Yes and there are a lot of attacks of very, very large sizes going on. Over the last few days we've mitigated some huge attacks. Luckily, everyone is working together to rate limit and clean up this problem.
Side observation: kudos to Sam Kottler for level-headed acknowledgement of the business impact of an incident like this to Github’s clientele, and appearing to own it. Well done, sir
These attacks are often described as denial of service attacks, but I wonder if many of them aren't employed as cover for an intrusion attempt. Is it possible that intrusive traffic could be mixed in with such an attack?

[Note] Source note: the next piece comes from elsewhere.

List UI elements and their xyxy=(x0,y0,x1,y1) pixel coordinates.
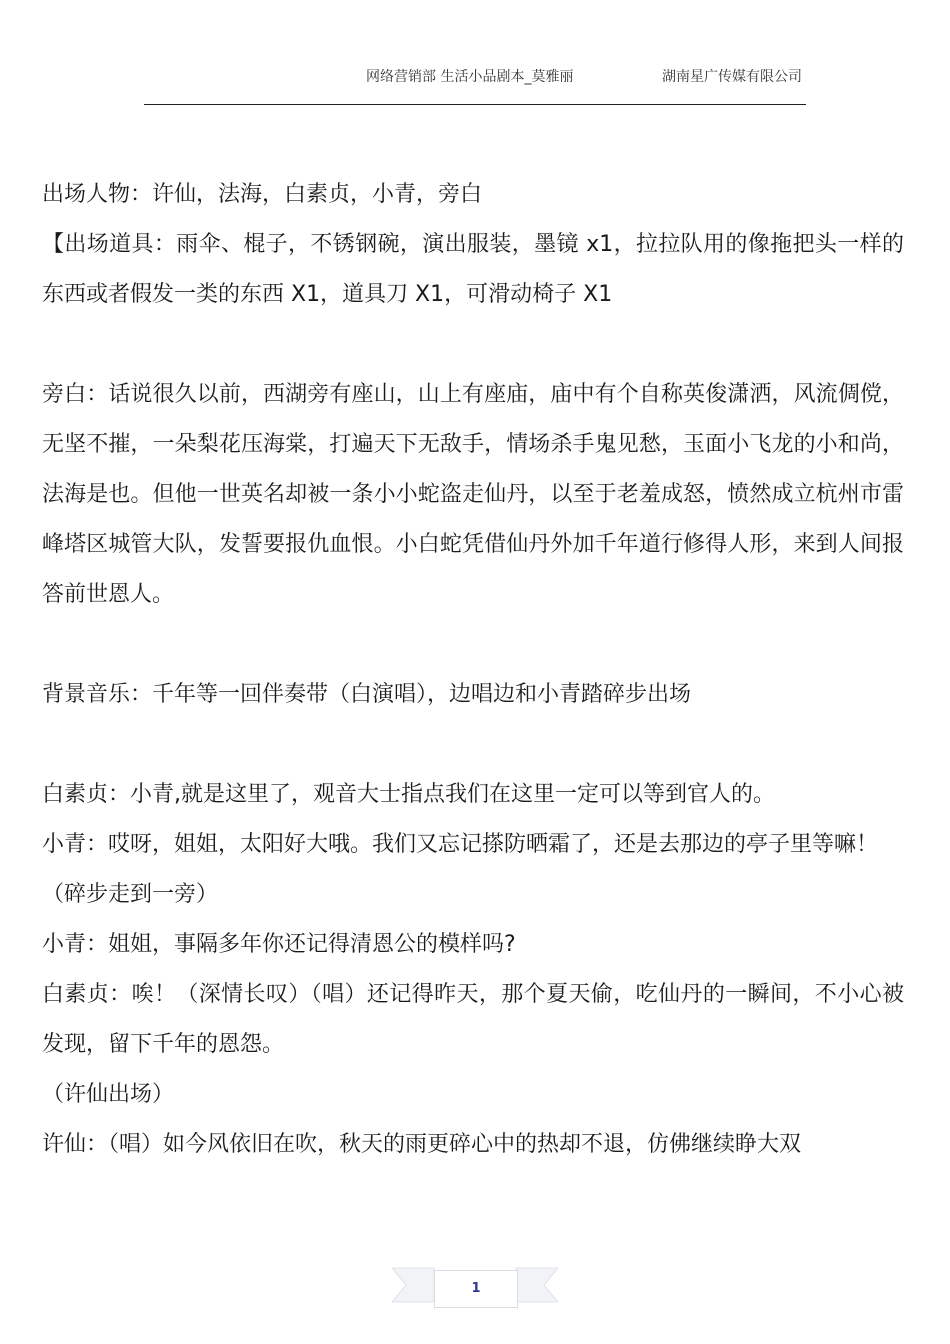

A DoS attack is, by literal definition, an attempt to overwhelm a host until it is forced to _deny service_ to valid user requests. Are there intrusion techniques that both bring down the server and break into it at the same time? I'm not a security expert, but that doesn't seem like it makes a whole lot of sense to me.
Maybe in the milliseconds between packet swarms, or immediately before or after? Just seems like a lot of resources to pour into an attack that was defeated in a few minutes. To what end?
There's validity to the approach of sending packet swarms to cover intrusion attempts but the traffic levels were more than a small amount of cover. It is possible that it was designed as a smokescreen and someone's calculations were wildly incorrect. No one's safe from off by one errors :>
What does an incident like this cost to Github in terms of the extra capacity added? I guess the potential loss of business is way higher, but still very curious about the magnitude.